E3 06: Alone in the Dark impressions

After a long absence from the gaming world, classic survival horror series Alone in the Dark is back to terrify the control pad-wielding populace. Publisher Atari has let slip a teaser trailer, as well as few tantalizing details of the upcoming scare-fest.

The trailer is mostly a tech demo, showing off realistic, moody lighting full of mist and visible rays of light, and dangling only a few bloody hints as to what is going on. We spoke directly with Atari after seeing it, and were able to glean a few more hints about what's so creepy about New York's Central Park and what will set this game apart from the masses.

Taking a cue from TV shows like Alias and 24, the new Alone in the Dark will adopt a form of episodic storytelling, as opposed to the film-like storytelling most games use.

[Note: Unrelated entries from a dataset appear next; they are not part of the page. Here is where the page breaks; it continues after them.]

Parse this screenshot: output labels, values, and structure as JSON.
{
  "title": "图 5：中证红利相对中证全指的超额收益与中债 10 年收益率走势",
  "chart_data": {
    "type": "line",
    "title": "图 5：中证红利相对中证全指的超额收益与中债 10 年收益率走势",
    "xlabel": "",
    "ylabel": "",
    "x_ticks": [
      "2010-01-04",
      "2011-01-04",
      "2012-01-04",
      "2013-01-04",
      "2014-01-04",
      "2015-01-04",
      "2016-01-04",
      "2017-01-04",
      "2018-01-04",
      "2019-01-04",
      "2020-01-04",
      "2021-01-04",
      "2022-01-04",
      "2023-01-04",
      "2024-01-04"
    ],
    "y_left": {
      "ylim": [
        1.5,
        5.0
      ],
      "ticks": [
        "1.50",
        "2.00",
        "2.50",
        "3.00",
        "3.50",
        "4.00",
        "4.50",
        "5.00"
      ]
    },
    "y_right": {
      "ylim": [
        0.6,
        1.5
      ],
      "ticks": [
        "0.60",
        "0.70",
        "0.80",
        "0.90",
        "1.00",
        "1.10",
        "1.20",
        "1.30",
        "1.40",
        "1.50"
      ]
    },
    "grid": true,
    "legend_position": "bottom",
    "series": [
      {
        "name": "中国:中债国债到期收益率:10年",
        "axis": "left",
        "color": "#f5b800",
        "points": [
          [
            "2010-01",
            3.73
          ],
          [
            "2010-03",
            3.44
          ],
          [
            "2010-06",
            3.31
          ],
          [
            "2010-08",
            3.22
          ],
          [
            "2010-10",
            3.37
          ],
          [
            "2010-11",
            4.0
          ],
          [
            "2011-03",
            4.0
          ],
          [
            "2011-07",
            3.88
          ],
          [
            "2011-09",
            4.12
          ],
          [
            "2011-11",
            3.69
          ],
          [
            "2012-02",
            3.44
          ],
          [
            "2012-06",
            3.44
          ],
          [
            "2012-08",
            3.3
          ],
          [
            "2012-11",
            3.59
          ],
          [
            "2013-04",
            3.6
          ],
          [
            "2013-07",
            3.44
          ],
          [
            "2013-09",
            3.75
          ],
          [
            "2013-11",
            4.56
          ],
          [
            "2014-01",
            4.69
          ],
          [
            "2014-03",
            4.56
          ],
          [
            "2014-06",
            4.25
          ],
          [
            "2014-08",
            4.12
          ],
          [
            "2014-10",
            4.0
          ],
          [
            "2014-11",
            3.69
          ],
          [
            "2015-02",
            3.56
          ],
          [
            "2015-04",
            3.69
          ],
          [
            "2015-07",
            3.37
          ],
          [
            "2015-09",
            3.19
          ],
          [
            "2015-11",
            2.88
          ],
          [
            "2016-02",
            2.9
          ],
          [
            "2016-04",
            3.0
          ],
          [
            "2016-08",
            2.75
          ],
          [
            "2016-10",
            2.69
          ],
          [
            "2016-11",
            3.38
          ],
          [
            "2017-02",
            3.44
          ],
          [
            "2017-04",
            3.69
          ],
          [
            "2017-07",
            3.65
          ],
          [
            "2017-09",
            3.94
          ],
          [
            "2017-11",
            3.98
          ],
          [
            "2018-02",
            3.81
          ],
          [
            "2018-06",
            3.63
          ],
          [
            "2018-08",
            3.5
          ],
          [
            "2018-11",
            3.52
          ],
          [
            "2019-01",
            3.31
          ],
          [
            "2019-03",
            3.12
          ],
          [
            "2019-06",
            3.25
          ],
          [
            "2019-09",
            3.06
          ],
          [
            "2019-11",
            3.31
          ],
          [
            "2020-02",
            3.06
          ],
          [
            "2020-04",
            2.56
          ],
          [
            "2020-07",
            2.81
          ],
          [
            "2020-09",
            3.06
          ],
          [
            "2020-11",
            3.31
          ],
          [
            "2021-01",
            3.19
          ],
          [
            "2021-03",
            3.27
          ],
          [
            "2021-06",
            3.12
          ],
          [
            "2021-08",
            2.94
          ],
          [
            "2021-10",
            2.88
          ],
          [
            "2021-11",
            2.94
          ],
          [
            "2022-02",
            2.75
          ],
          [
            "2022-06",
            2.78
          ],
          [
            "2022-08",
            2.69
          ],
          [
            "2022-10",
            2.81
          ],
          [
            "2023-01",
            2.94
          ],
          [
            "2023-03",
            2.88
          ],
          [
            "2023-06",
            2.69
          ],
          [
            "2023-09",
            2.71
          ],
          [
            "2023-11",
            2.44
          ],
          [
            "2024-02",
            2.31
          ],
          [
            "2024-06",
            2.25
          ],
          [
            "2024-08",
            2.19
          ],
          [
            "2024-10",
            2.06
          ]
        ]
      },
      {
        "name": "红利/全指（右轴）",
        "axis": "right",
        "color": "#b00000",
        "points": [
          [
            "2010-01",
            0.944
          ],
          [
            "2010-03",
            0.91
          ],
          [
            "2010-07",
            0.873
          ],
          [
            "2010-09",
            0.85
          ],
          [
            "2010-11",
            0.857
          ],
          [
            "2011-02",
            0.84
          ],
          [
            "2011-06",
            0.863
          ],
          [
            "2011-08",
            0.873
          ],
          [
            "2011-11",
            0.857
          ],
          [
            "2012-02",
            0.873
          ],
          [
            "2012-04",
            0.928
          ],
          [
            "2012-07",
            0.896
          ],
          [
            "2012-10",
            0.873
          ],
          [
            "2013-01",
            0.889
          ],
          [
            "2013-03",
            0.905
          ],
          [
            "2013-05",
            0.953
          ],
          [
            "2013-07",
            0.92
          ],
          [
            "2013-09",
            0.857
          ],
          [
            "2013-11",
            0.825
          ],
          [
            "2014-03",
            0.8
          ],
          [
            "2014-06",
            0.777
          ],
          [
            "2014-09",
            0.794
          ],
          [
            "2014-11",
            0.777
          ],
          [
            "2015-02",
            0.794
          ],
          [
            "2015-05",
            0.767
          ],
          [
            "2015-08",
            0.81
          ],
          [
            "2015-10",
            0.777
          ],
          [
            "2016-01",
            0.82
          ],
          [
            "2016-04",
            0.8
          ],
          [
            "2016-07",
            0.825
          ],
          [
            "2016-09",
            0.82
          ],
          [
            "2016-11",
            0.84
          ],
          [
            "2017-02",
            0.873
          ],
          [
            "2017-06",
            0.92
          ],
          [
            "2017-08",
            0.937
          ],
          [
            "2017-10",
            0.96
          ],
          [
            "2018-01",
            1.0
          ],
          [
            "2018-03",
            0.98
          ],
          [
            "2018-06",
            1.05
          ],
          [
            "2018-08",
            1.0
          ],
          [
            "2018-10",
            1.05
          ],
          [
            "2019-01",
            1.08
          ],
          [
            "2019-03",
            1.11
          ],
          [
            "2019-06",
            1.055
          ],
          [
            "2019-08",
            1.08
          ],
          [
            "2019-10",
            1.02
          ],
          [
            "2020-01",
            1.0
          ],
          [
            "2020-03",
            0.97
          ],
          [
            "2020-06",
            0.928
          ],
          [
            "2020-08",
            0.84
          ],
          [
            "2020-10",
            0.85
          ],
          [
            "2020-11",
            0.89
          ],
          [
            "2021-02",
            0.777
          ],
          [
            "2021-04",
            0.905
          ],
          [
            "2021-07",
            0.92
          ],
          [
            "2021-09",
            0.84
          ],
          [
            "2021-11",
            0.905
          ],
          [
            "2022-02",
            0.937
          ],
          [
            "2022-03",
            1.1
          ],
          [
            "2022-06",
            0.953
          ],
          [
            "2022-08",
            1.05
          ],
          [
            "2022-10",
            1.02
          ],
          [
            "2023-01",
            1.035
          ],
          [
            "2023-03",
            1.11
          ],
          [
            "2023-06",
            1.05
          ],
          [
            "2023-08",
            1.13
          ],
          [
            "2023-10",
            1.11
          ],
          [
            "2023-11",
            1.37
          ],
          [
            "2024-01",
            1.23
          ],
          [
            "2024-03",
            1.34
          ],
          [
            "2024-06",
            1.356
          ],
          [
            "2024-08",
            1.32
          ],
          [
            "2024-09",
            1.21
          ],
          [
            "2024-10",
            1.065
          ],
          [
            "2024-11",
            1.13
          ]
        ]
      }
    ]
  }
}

This subtle change should yield a more sustained pace with tons of cliffhanger moments, and should also enable the player to play in smaller doses, but still feel fulfilled. Developer Eden games is even crafted bumpers for each episode that will show you what has happened previously, as well as what will happen soon. Downloadable episodes are also possible.

The story stars ex-detective Edward Carnby - yes, the same hero from the original Alone in the Dark. Somehow, he's not dead or even older, even though the first game took place in like, 1920. We're told there's actually a reason for this, and it'll be explained in the game. He's investigating something odd about Central Park - after all, isn't it strange that there's a vast, lushly forested park in the middle of a city so desperate to utilize every square inch of real estate it can?

The specifics of Carnby's search are unclear; we're told only that they center around paranormal events linked to the after-life. More specifically, if the presence of a spiky, humanoid monster covered in blood in the trailer is anything to go by, he might be investigating something escaping the afterlife. Just a theory.

At any rate, the promise of a grisly story and a go-anywhere, explore as you see fit, yet still episodic version of Central Park (complete with zoo, museum, and reservoir) has us thinking there will be a lot of us entering the park "alone" early next year.